Nós é que lhes conferimos autoridade.

Já notaram que, sempre que há desordem social e política nas relações humanas, aparece um déspota, um ditador?

Temos recentes exemplos disso.

Sempre que há desordem em nossa vida, criamos uma autoridade;
somos responsáveis pela autoridade e existem pessoas prontas a aceitar essa autoridade.

Sempre que há medo, inevitavelmente o homem procura um meio de se proteger, de se manter em segurança, uma vez que ele se sente atemorizado.

E é por causa desse medo que inventamos deuses.

Por causa desse medo é que inventamos os rituais e todo esse circo a que damos o nome de religião.

Todos os templos neste país, todas as igrejas e mesquitas, tudo isso foi o pensamento que criou.

Podem afirmar que há uma revelação sem jamais duvidarem de tal coisa.

Mas ponham em dúvida essa revelação.

Acontece que aceitam;
se usarem, contudo, a lógica, a razão, o bom senso, perceberão como acumulam superstições - e nada disso, obviamente, é religião.

Será que podem descartar tudo isso para descobrir a essência da religião, qual é a mente, o cérebro, capaz de viver religiosamente?

Será que podem, como seres humanos cheios de temor, viver sem inventar nada, sem criar ilusões, e enfrentar o medo?

O medo psicológico pode desaparecer completamente quando ficamos com ele, sem fugir dele, dando a ele total atenção.

É como lançar um jato de luz sobre o medo, um forte jorro de luz;
o medo se extingue por completo.

E, quando não há medo, já não há mais deuses, já não mais rituais, pois tudo isso se torna desnecessário, estúpido.

As coisas que o pensamento inventa nada têm que ver com religião, pois o pensamento não passa de um processo material resultante da experiência, do conhecimento e da memória.

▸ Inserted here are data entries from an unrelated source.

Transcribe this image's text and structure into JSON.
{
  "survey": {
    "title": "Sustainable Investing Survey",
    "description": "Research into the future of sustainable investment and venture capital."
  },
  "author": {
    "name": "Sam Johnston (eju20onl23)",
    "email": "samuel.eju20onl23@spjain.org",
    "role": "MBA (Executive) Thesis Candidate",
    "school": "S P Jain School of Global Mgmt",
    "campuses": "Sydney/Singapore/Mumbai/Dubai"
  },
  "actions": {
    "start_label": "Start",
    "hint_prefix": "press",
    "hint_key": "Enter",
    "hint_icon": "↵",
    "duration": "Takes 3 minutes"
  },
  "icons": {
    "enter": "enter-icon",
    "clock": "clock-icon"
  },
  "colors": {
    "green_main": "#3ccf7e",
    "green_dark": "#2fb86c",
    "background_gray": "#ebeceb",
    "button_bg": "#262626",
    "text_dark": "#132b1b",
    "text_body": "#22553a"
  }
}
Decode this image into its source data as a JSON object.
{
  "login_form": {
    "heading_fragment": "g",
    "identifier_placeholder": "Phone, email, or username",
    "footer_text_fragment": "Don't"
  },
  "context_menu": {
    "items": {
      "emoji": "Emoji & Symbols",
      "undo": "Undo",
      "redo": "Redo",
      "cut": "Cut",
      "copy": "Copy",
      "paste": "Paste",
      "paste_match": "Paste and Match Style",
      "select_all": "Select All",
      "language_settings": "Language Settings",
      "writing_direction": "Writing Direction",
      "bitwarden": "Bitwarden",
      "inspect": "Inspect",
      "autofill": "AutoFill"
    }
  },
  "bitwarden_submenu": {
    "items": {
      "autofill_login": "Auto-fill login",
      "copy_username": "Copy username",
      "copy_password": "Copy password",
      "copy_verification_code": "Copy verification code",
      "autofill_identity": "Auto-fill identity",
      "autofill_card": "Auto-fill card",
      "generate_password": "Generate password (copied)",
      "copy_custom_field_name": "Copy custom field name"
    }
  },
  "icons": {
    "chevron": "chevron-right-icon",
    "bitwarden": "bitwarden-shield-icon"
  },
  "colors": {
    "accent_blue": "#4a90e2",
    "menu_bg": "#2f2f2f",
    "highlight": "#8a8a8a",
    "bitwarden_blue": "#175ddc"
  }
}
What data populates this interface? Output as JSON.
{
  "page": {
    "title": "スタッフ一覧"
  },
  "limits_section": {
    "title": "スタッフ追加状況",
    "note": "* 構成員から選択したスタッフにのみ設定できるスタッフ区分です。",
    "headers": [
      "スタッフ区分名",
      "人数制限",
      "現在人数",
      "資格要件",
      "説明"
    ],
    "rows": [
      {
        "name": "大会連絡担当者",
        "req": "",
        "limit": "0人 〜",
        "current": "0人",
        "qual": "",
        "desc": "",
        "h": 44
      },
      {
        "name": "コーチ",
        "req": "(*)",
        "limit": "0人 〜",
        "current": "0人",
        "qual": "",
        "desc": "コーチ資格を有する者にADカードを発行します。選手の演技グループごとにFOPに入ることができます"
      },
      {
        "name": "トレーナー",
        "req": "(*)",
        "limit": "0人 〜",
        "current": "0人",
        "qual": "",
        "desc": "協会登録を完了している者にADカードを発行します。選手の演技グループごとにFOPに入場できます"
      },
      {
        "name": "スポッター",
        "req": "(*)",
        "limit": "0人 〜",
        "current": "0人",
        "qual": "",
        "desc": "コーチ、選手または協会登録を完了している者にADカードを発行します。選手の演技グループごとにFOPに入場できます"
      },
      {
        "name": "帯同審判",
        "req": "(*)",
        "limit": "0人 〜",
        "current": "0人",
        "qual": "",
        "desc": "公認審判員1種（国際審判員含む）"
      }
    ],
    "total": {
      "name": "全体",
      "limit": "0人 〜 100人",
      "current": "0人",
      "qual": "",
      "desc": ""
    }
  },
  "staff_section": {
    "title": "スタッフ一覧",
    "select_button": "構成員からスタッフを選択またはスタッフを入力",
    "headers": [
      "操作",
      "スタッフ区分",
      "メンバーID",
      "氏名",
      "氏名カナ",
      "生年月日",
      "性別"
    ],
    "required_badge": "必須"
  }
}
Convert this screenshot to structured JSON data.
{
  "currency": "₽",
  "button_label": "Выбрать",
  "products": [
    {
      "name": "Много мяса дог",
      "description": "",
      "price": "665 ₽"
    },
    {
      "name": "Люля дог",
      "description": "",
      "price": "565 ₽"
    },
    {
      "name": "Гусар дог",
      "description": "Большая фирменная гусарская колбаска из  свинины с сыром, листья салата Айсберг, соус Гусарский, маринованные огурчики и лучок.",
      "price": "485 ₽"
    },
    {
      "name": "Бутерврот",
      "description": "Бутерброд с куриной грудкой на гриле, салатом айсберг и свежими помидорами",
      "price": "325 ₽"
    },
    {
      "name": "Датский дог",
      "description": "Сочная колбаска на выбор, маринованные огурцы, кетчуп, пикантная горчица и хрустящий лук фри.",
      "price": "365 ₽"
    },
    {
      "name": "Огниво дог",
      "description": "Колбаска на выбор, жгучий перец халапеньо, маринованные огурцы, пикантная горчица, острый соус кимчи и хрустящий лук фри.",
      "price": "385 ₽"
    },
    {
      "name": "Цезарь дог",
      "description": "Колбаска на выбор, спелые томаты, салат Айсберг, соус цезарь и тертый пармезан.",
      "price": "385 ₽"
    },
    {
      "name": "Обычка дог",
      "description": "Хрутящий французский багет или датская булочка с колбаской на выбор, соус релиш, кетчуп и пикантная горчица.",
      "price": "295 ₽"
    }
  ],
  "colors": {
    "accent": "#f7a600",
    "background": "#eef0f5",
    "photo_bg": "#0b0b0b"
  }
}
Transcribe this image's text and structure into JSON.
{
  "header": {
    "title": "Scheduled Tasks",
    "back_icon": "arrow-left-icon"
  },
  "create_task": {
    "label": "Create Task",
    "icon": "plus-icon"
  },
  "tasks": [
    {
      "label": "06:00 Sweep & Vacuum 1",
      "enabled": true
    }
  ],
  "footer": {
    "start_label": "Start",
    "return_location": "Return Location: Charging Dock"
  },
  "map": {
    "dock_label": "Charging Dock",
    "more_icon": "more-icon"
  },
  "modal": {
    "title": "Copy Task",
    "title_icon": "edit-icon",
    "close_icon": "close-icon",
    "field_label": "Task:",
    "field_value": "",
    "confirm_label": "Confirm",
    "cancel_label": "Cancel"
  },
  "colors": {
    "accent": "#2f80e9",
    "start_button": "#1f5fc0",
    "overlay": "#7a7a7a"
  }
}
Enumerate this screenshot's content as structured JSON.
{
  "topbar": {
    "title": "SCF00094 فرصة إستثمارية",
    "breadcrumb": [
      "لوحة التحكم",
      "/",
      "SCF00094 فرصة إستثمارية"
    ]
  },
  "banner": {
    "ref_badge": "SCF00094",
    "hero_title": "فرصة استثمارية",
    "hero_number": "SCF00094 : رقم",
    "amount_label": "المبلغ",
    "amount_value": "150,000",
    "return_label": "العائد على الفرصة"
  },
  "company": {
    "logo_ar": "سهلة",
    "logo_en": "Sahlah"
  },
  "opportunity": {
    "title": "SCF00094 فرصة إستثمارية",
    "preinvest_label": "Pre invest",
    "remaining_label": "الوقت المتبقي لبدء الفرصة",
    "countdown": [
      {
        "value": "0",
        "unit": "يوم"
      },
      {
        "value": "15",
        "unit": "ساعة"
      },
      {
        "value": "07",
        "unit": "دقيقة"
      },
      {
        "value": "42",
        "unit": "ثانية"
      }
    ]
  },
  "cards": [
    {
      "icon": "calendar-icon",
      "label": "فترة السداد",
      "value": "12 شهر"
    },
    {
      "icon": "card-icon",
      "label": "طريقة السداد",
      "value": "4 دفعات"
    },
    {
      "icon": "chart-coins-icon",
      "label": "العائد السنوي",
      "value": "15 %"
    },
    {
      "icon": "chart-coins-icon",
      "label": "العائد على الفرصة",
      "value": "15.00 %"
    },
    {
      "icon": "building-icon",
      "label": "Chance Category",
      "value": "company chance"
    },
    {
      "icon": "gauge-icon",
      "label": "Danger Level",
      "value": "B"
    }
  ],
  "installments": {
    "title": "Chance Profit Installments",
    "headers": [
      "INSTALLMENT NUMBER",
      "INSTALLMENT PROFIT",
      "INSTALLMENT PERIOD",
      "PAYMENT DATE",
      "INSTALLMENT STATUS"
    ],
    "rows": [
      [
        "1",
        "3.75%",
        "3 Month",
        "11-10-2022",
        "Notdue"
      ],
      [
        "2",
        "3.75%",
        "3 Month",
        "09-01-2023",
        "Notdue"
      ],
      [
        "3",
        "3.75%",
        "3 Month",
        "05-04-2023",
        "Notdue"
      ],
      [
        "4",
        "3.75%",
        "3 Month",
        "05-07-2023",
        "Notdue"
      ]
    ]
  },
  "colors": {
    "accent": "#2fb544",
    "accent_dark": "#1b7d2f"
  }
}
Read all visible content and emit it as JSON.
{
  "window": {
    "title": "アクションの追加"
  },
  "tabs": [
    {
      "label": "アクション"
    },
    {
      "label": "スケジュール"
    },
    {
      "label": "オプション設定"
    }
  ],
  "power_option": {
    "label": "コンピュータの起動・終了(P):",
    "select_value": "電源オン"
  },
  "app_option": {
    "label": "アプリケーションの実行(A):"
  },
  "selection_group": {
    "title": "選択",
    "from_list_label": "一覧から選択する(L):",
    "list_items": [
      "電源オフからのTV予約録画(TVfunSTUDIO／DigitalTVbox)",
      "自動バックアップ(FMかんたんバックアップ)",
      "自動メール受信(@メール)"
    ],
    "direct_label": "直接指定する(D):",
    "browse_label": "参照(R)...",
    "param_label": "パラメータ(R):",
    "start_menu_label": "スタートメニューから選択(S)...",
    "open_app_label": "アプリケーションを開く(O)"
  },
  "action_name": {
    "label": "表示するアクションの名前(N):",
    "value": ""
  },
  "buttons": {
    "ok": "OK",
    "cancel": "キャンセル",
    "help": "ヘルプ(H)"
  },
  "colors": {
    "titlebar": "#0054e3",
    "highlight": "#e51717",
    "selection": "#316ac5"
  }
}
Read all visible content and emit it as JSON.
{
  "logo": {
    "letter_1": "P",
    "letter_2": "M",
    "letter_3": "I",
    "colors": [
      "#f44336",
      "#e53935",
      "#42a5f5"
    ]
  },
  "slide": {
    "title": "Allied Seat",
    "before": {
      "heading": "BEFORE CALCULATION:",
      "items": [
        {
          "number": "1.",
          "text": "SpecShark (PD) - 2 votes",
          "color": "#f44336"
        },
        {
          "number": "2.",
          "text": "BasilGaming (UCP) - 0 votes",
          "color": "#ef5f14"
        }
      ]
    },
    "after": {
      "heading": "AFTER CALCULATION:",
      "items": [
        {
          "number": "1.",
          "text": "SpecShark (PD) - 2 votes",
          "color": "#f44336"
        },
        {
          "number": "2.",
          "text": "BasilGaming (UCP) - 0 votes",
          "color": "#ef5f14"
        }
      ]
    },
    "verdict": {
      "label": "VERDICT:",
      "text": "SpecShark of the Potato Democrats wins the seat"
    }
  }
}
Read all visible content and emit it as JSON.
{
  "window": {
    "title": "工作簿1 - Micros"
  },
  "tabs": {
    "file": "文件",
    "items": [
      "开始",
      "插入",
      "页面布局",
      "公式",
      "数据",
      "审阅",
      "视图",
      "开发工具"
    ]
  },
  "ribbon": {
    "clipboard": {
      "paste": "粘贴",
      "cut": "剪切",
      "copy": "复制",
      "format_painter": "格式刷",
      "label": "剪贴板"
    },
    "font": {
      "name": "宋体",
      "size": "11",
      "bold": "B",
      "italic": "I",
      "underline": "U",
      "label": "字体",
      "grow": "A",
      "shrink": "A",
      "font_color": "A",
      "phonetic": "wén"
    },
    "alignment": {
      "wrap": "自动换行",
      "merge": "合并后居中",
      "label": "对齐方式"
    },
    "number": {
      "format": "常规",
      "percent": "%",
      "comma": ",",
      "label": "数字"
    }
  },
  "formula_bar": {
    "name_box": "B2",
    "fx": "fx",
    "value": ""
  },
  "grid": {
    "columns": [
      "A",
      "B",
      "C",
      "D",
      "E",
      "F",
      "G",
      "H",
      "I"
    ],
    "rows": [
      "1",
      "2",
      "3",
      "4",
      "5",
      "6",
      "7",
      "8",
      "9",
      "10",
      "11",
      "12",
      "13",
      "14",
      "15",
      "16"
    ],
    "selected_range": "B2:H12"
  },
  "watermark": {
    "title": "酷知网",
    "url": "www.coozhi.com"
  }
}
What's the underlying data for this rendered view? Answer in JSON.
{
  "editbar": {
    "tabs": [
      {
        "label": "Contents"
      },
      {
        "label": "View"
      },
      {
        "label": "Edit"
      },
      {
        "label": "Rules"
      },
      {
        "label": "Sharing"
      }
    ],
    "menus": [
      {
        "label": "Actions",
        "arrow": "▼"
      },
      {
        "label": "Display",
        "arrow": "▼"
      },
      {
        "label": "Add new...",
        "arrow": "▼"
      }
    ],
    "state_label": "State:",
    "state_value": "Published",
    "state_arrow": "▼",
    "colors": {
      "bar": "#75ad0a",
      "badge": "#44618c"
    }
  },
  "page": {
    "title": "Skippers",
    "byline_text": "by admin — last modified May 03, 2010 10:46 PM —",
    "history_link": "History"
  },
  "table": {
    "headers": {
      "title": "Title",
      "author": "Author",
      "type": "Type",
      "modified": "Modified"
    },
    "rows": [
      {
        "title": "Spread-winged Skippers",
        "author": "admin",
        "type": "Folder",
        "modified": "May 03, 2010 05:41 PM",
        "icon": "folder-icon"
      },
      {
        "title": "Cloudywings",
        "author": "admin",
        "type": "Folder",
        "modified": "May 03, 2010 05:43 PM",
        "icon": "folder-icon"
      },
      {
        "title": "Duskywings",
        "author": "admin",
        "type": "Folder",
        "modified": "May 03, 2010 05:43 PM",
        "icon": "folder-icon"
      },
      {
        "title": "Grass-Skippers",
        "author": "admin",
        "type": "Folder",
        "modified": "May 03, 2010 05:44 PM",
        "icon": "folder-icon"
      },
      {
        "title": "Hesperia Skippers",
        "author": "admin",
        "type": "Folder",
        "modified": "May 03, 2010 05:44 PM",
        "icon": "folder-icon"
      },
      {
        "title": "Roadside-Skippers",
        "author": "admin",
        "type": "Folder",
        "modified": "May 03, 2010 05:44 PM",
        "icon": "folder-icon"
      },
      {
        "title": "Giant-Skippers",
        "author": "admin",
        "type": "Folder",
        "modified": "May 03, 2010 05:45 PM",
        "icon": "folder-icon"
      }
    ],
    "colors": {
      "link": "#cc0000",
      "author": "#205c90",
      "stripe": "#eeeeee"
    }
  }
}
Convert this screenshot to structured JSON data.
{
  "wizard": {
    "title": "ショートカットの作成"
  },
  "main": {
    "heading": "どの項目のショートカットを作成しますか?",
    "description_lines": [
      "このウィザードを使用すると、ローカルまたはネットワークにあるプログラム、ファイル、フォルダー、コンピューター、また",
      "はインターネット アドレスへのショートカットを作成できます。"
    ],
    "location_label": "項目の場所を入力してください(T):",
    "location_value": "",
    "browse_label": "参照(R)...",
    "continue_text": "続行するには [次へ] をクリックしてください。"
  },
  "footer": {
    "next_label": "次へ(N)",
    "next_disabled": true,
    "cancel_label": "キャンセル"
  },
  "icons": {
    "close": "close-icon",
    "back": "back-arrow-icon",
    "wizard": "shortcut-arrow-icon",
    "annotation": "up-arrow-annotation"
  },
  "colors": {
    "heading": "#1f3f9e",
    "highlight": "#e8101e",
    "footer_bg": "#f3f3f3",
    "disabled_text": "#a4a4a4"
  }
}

É o pensamento que inventa todo o palavrório e estrutura das religiões organizadas, que já perderam totalmente a significação.

Será que, voluntariamente, podem rejeitar tudo isso sem esperar por uma recompensa?

Será que querem fazer isso?

Se fizerem, então ninguém mais perguntará o que é religião.

E haverá alguma coisa que ultrapasse o tempo e o pensamento?

Podem fazer essa pergunta mas, se o pensamento inventar que existe algo transcendente, isso ainda constitui um processo material.
O pensamento é um processo material que acumula o conhecimento nas células cerebrais.

O orador não é cientista, mas podem ver isso, em si mesmos, podem observar em seu próprio cérebro a atividade do pensamento.

Desse modo, se puderem desfazer-se de tudo isso voluntariamente, sem oposição nem resistência, nesse caso, inevitavelmente, indagarão:
existirá algo que esteja além do tempo e do espaço?

Haverá algo jamais visto antes por qualquer outro homem?

Haverá algo imensamente sagrado?

Haverá algo jamais tocado pelo cérebro?